Trade financing allows you to work directly with your suppliers for financing to help with cash flow. “If you’re buying equipment, you can finance the equipment directly through the equipment dealers,” Stephens said. “It’s also sometimes really cheap because they just use the financing as another hook to get you to buy the equipment because they’re making the money on the equipment, not just on the loan.”
How Do You Increase Your Likelihood to Qualify for Financing for Your Startup?
A well-articulated business plan is key to improving your chances of qualifying for any type of financing.
“Having a business plan that is really solid and easy to follow is really important because your lender is going to take a close look at that as well,” Serio said. “You’ll definitely want to focus on financial projections because that will be the basis of whether or not you get approved a lot of the time.”
She continues, “Securing a loan with business assets can help you get approved, if you have them. If you don’t, you’re probably going to be required to give a personal guarantee, so make sure that you’re personally able to afford repaying the loan.”
Since so many loans for startups depend on personal finances in the early stages, be sure that your credit score is as high as possible.
If your business does have hard assets and you can prove positive cash flow, it might be easier to qualify for a loan.
“Loans are paid back with cash, not profits. So, you really want to focus on the cash flow of the business,” Stephens said. “You may have a very profitable business, but if it’s not showing positive cash flow, then you have a big problem because you have to pay back the loan with cash.”
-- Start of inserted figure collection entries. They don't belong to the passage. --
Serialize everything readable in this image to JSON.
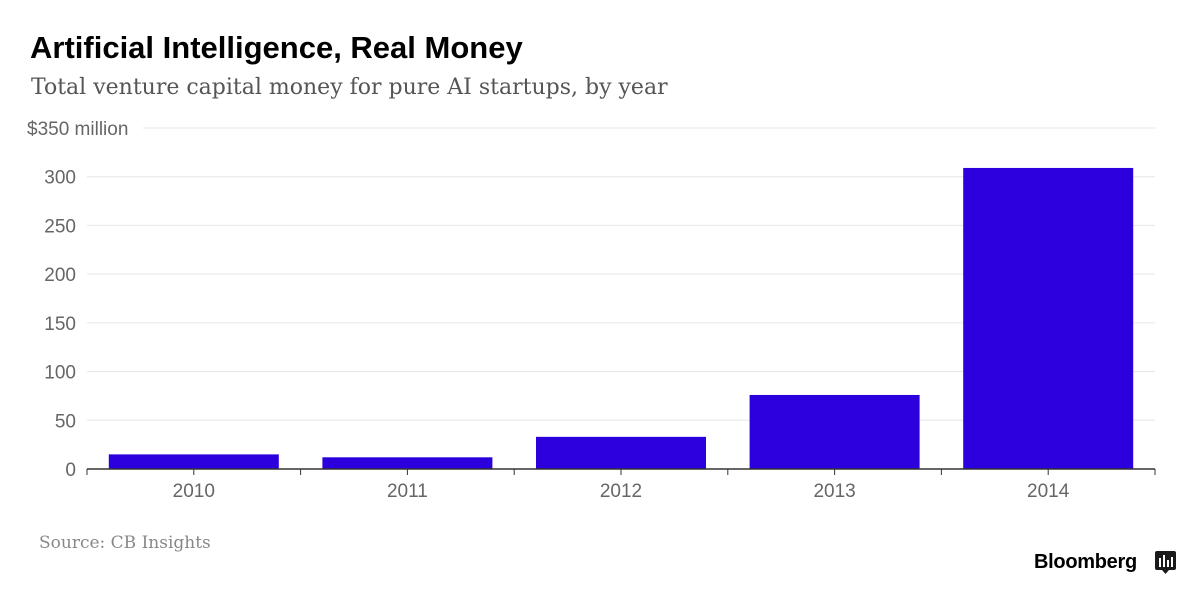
{
  "header": {
    "title": "Artificial Intelligence, Real Money",
    "subtitle": "Total venture capital money for pure AI startups, by year"
  },
  "footer": {
    "source": "Source: CB Insights",
    "brand": "Bloomberg",
    "brand_icon": "bloomberg-terminal-icon"
  },
  "colors": {
    "bar": "#2b00dd",
    "grid": "#e6e6e6",
    "axis": "#333333",
    "tick_text": "#666666"
  },
  "chart_data": {
    "type": "bar",
    "title": "Artificial Intelligence, Real Money",
    "subtitle": "Total venture capital money for pure AI startups, by year",
    "xlabel": "",
    "ylabel": "",
    "categories": [
      "2010",
      "2011",
      "2012",
      "2013",
      "2014"
    ],
    "values": [
      15,
      12,
      33,
      76,
      309
    ],
    "ylim": [
      0,
      350
    ],
    "yticks": [
      0,
      50,
      100,
      150,
      200,
      250,
      300,
      350
    ],
    "ytick_labels": [
      "0",
      "50",
      "100",
      "150",
      "200",
      "250",
      "300",
      "$350 million"
    ],
    "grid": true,
    "legend": "none",
    "source": "Source: CB Insights"
  }
}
Haemmerle encourages entrepreneurs to share their startup stories with all sorts of people — you never who might be interested in your idea have access to capital. “As an entrepreneur, you’ve got to be scrappy to make it work and not be afraid to get rejected,” he said. “The more people you tell you’re looking to raise capital, you never know where you’re gonna find it. If you believe in the idea, stick with it.”
Reflecting on MavenNext’s experience with pursuing financing, Manner said, “Make sure you read the terms. Plan for your loans well ahead of time. Having urgency around it is never a good thing.”
Depending on the amount of risk an entrepreneur is willing to take, that will influence the types of financing options available for consideration.